It almost feels like it’s going against the spirit of things putting some words together to describe Babysitter Wanted. For behind the generic horror movie DVD sleeve, and in spite of it bypassing cinema altogether, it’s got more of interest in it than the last four Saw movies put together.
And that’s part of the problem in it getting noticed. Unlike many of its contemporaries in the genre, Babysitter Wanted doesn’t dig out buckets of gore and extreme violence and chuck it at the screen with abandon. It does that old fashioned thing of building up a scenario, adding in some decent characters, and layering things in from there. It also, wisely, casts Sarah Thompson in the lead role of Angie. Thompson is, bluntly, an actress you buy and believe, and putting her at the centre of the film proves to be a very good move.
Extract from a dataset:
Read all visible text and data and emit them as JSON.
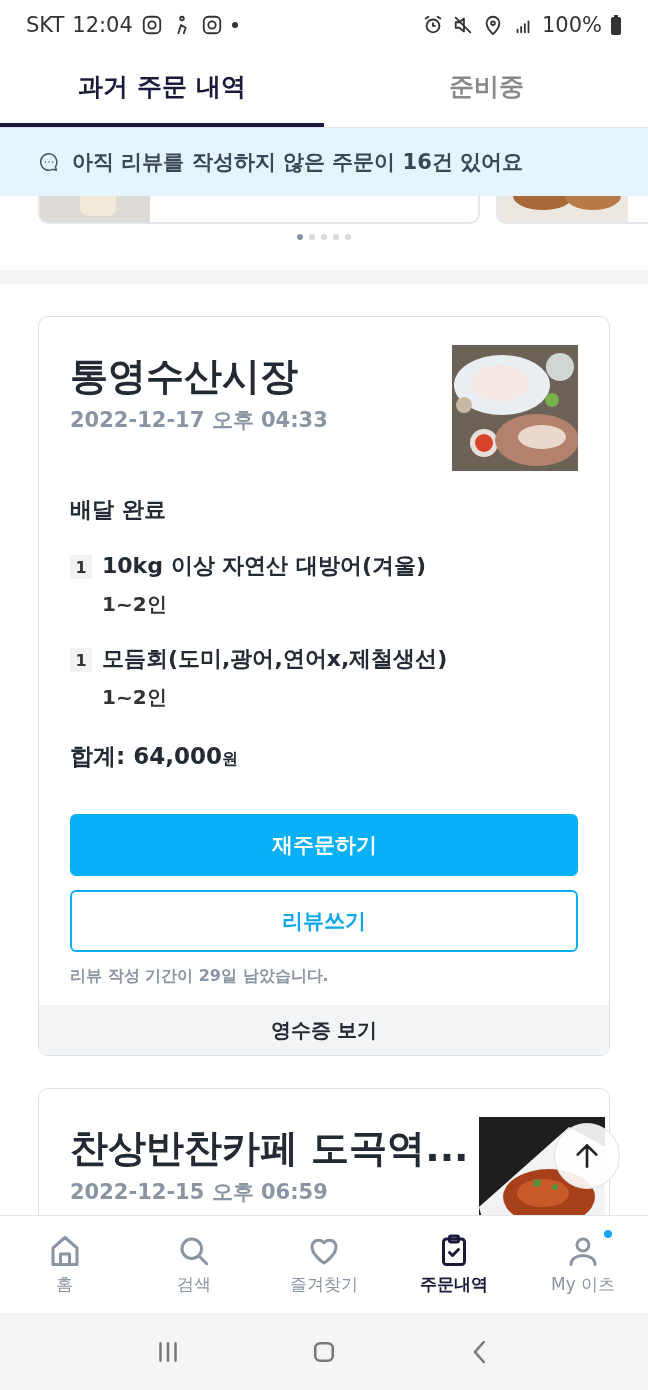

Credit, too, to the pair of directors (Jonas Barnes and Michael Manasseri), who manage to resist the bulk of the trappings of the genre, and wring much out of their limited budget. One fairly early Scream-a-like sequence (albeit quieter and less showy than Scream) is particularly haunting, with some excellent use of framing for genuinely creepy effect. It’s not what you expect from a straight-to-DVD horror at all.
We’re not going to spoil the plot here, primarily because the film has one that’s worth keeping mum about. But it proves to be a manageable story to tell in its running time and on its resources, and one that’ll generate plenty of conversation afterwards.
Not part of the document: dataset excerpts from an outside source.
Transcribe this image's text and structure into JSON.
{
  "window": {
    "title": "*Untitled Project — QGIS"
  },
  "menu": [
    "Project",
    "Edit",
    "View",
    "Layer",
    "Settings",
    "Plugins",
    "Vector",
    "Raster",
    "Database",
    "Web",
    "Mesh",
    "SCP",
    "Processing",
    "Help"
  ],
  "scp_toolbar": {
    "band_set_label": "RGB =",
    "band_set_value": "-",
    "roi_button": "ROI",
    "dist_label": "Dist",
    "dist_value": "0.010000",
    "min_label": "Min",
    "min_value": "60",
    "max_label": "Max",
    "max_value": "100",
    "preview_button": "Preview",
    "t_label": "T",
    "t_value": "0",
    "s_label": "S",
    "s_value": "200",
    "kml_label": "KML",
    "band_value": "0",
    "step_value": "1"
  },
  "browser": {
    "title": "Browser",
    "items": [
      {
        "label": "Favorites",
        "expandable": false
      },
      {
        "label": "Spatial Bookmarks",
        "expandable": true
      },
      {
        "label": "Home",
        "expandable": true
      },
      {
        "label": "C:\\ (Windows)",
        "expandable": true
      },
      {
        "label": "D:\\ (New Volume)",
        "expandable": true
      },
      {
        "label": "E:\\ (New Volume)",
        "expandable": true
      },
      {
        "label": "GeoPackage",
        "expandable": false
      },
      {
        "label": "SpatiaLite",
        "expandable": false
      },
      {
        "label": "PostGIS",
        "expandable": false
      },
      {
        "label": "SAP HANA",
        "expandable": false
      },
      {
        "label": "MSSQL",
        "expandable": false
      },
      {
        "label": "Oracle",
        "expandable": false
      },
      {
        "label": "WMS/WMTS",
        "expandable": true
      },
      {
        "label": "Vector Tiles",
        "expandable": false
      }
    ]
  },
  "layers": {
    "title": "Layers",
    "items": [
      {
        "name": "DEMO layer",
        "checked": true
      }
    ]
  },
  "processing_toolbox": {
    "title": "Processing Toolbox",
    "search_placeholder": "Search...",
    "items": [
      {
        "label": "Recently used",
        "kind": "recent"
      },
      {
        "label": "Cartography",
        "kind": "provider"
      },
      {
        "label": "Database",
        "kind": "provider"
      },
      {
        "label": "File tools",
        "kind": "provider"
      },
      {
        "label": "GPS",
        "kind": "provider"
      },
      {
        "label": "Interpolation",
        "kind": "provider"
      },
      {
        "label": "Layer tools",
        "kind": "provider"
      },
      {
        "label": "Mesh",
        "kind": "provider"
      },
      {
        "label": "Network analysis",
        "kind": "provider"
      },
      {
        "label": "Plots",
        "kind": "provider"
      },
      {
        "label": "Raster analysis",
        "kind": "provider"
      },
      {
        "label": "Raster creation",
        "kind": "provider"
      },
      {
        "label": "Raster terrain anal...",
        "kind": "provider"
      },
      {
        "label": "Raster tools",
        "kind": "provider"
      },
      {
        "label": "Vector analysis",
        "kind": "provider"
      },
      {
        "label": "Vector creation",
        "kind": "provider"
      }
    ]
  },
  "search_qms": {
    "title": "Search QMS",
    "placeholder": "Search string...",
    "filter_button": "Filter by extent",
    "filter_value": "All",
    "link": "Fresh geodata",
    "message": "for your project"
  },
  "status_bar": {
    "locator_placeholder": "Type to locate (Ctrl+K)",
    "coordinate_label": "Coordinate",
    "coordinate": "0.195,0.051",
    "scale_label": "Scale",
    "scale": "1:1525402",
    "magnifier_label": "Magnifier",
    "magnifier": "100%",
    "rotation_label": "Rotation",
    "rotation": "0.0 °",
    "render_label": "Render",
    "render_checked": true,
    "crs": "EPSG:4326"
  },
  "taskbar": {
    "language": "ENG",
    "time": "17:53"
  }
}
Babysitter Wanted isn’t without problems, to be fair. It does have a reliance on some of the conventions of the genre, and there are holes to be picked in it if you particularly want to pick them. But it seems churlish to do so, as this is a horror film that by turns is fun and creepy, and it sits proudly above 95% of what the genre has churned out in the last couple of years. Keep an eye on those involved, too. They actually have an understanding of what a horror movie should, and crucially shouldn’t, be.
As for the extras? Ah, the excitement drops there. There’s a making of, and while it aptly demonstrates just how down to earth the production was (and how young everyone was!), it doesn’t go into particular depths. It’s a little more than straight padding, but not much.
But make no mistake: the film’s the star here, and while you’ll still need a bit of a stomach for it, Babysitter Wanted deserves to be discovered on the DVD shelf. It’s worth a hundred Saw sequels.